The problem with reading from a local variable or terminal is that it's *possible* to retrieve the wrong value if a bunch of events got queued up as a backlog. It could be a problem of a "not stale *enough*" value. (Event backlogs should be rare if you use good programming practices with your event cases. Namely, no event case should require any appreciable time to execute completely.)
Example: suppose you have a boolean GUI switch. It's normally F for idle state but when you toggle to T it means you've switched to active run state. Now further suppose that you had an event case that got stuck for 10 seconds. During the 10 seconds that case is stuck executing, any new events will get stuck in a backlogged queue. So let's even further suppose that within that 10 sec stuck time, you toggle your switch to T for a few seconds and then back to F. Two value change events go into the queue backlog. When the 10 sec event case finishes, you'll finally get to process these new events for your GUI switch. But if you read the value of the GUI switch from its terminal or a local variable, you'll process 2 events and both times you'll read a F value from the switch. You're reading the value "right now" instead of the value that was true "at the moment the event occurred". The value literally isn't stale enough. Querying the OldVal and NewVal properties would (likely) be better because they would carry values that were true at the moment of the event.
Class dismissed.
-Kevin P
Hi Kevin
Thanks for such a detailed reply: I think I see what's happening now. I've put my initialisation code outside the loop and it seems to work.
The reason for the shift register approach was that I was trying to have just one copy of my code that populates the GUI. I now have one copy of the initialisation code before the loop and another in the "Read" event case - I never like having two copies of the same bit of code but don't know enough LabView to use a subVI for this (the code sets the string list for Ring controls - I can pass the Ring values in and out of a VI but not the Strings). It's not a huge bit of code to duplicate though.
For interest, the VI will work with the cDAQ chassis and a number of C-series modules.
The initialisation sets the Voltage/Pressure/Flow and the cDAQ1Mod1/cDAQ1Mod2/... strings (and their equivalents for the thermocouple, RTD etc modules, using the same TypeDef for the clusters; the thermocouples will show types J/K/T as the ring strings). The configuration file will add previously-saved transducer names etc. The value change event counts the number of active channels and assigns the column numbers that will be used when it writes the acquired data to a Matlab file.
- Roger
05-22-2019 11:35 AM
@roger1922 wrote:
@johntrich1971 wrote:
Your problem was with data flow. You had no guarantees as to whether the control would be read first or written to first. I moved the initializers outside the loop. Another way to do this would be to make your initialization state separate from the other states. You could then set your values inside the initialization state as you had been doing and never enter that state again.
Thanks. I've now tried making the initialisation separate and it works with my complete VI too.
For someone "learning as they go along", the data flow question seems to introduce all kinds of reliability issues (I'm really glad my VI will not be running a nuclear power station).

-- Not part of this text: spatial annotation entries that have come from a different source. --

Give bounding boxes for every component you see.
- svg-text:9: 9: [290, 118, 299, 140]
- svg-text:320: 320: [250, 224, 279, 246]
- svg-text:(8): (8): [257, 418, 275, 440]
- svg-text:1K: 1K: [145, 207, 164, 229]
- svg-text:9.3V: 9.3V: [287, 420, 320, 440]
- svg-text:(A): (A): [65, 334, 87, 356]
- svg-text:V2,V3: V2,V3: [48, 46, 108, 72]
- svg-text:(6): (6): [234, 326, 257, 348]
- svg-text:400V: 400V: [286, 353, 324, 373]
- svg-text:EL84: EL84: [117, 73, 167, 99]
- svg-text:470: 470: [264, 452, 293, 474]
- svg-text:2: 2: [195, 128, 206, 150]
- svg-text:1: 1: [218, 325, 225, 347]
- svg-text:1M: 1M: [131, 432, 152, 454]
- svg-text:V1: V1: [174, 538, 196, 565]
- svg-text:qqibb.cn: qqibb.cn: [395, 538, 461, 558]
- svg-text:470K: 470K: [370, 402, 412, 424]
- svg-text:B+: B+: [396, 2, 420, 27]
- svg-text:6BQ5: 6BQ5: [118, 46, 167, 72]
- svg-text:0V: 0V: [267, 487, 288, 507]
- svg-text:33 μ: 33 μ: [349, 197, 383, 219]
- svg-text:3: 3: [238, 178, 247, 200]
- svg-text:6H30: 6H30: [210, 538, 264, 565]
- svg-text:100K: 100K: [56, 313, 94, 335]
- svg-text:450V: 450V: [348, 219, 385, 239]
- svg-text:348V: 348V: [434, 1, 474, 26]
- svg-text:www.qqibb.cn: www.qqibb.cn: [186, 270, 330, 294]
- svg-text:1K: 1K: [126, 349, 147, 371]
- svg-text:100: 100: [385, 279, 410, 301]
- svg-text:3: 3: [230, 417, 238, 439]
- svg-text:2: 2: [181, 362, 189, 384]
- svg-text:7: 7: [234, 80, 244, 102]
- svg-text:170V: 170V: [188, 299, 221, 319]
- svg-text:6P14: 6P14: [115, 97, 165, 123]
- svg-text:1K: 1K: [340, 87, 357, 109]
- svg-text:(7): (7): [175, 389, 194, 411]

I would be happier if LabView had some way of dictating the data flow path.
LabVIEW's greatest advantage is that the only thing that constrains it is YOU. I know it's a scary thought to have so much control over your code. The first step is to get over it; the next step is to embrace it.
Drill this one concept into your head:
"Remember that a node executes only when data is available at all of its input terminals and supplies data to the output terminals only when the node finishes execution." (A structure qualifies as a node.)
By ruthlessly applying this one sentence to your code, you can predict how your code will run. And if you can't, then you have a race condition.